Thai police use water cannons on pro-democracy protesters

Thai pro-democracy protester have been confronted by riot police and sprayed by water cannons as they tried to approach Bangkok’s Grand Palace to deliver letters about their political grievances addressed to the country’s king

Via AP news wire
Sunday 08 November 2020 11:57 GMT
Thailand Protests
Thailand Protests (Copyright 2020 The Associated Press. All rights reserved.)

Thai pro-democracy protesters were confronted by riot police and sprayed by water cannons Sunday as they tried to approach Bangkok's Grand Palace to deliver letters about their political grievances addressed to the country s king

The protesters had pushed aside a bus that was serving as a barrier to try to approach the palace, which houses the royal offices. The protesters had met earlier at Bangkok's Democracy Monument and marched as darkness fell, pushing past an initial thin line of police.

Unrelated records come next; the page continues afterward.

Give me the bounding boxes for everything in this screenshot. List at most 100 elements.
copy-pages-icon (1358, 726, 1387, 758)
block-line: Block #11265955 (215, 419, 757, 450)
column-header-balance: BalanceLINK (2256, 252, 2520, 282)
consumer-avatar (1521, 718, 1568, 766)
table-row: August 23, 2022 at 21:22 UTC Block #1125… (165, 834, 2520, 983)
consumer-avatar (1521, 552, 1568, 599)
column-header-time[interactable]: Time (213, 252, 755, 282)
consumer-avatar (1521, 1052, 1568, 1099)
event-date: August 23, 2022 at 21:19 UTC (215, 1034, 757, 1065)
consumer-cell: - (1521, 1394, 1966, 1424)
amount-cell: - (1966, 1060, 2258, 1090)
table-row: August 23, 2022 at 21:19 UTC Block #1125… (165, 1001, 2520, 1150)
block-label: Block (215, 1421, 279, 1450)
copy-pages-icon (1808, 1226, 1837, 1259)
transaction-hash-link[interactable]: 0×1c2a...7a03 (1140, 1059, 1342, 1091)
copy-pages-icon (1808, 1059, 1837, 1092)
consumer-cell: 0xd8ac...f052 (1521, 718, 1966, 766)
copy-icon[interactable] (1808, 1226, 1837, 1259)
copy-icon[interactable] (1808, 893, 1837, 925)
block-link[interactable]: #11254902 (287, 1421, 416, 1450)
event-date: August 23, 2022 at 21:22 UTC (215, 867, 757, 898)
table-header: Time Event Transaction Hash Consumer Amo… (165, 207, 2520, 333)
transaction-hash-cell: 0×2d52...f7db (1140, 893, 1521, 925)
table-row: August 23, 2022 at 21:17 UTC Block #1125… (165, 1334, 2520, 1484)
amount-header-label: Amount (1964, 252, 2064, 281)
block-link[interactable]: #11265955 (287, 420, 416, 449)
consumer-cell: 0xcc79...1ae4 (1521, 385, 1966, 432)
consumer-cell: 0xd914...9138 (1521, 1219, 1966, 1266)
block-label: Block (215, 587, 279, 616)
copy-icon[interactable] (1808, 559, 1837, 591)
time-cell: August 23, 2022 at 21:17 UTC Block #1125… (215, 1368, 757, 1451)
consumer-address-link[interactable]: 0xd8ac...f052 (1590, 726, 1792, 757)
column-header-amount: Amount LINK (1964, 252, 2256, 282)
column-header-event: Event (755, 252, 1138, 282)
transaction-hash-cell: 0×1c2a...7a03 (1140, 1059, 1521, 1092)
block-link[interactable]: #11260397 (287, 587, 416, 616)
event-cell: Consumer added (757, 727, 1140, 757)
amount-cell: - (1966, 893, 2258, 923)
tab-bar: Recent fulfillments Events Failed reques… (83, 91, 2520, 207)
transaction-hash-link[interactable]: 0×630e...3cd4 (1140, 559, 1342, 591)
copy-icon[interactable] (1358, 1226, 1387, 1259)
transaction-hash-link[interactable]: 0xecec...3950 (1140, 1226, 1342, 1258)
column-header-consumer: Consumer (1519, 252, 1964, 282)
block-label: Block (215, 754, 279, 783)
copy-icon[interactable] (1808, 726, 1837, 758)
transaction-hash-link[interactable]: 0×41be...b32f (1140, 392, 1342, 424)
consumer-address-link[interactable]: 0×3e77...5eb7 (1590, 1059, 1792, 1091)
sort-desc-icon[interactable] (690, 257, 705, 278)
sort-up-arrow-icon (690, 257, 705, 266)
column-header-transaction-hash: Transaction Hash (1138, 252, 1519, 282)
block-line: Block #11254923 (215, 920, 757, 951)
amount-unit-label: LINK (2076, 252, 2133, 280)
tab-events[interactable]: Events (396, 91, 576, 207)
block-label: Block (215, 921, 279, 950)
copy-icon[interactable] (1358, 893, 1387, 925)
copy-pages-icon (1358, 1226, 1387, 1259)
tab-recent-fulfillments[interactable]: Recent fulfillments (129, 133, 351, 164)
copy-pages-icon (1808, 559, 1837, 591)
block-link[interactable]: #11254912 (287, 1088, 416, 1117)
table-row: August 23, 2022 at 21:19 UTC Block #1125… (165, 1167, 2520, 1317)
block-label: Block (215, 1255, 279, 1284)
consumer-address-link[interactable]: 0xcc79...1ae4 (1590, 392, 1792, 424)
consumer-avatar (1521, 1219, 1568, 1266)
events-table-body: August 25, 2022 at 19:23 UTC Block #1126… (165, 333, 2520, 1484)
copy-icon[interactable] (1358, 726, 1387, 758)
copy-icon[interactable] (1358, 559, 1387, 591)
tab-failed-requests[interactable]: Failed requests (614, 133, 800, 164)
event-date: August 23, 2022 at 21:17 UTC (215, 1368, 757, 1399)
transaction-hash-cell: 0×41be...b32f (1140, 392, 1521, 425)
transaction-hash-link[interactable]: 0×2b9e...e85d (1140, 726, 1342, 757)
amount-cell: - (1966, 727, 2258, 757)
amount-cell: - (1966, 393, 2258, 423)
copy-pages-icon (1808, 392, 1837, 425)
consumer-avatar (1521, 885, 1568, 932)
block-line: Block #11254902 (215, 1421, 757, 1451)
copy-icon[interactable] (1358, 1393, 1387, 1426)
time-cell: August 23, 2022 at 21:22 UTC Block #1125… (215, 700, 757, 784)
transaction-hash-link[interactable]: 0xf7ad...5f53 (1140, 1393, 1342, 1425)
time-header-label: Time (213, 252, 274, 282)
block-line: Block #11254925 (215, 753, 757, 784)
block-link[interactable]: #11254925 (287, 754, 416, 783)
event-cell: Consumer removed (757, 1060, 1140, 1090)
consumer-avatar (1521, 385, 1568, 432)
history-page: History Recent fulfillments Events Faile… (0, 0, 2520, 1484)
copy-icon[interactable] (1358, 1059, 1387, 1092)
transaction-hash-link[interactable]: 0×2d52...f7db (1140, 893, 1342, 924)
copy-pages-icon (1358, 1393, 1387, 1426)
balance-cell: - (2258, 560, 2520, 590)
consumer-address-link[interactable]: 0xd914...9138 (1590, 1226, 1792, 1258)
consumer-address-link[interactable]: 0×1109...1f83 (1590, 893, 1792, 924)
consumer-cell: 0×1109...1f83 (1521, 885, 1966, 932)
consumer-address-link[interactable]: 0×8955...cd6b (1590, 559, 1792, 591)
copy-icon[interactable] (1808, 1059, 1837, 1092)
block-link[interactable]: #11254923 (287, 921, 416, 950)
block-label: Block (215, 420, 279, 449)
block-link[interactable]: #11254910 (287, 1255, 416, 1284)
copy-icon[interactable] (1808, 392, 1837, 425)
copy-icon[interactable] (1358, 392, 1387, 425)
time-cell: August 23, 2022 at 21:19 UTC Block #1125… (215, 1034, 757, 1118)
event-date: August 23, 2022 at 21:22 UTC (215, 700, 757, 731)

The water cannons were employed by the police for just a short time, and it was not clear if anyone was hurt in the chaos.

Thailand’s pro-democracy movement has been pushing a bold challenge to reform the monarchy with almost daily demonstrations. Sunday marked the second time water cannons had been used against them during several months of demonstrations.

The student-led movement, which over several months has seized the political initiative, has put enough pressure on the government of Prime Minister Prayuth Chan-ocha to call for Parliament to deal with at least some of their demands.

They are seeking Prayuth’s resignation, changes to the constitution to make it more democratic and reforms to the monarchy to make it more accountable.

The protesters believe Prayuth lacks legitimacy because he came to power after an election last year whose rules were set up under military rule. Prayuth as army chief in 2014 led a coup ousting an elected government and then headed the junta that ran the country until last year’s polls.

A new constitution was put into effect by the junta that the protesters also consider illegitimate and anti-democratic.

The third demand, calling for reform of the monarchy, is the most controversial. The monarchy has traditionally been an untouchable institution, regarded by most Thais as the heart and soul of the nation. A lese majeste law mandates a prison term of up to 15 years for anyone who defames the king or his close family.

Until the protesters raised the issue, public criticism of the royal institution was virtually unknown.

While the protesters have increasingly put the monarchy issue front and center, they have received serious pushback. Even the main opposition party, otherwise sympathetic to their other points, has said it does not want to amend laws covering the monarchy, and royalists have started holding counter-demonstrations.

Parliament has agreed to debate amending the constitution and political leaders are discussing setting up a reconciliation committee, an effort that so far has been rejected by the protesters.

But Prayuth has insisted he won’t step down, and any effort to reform the monarchy seems to be a dead end, leaving the situation deadlocked.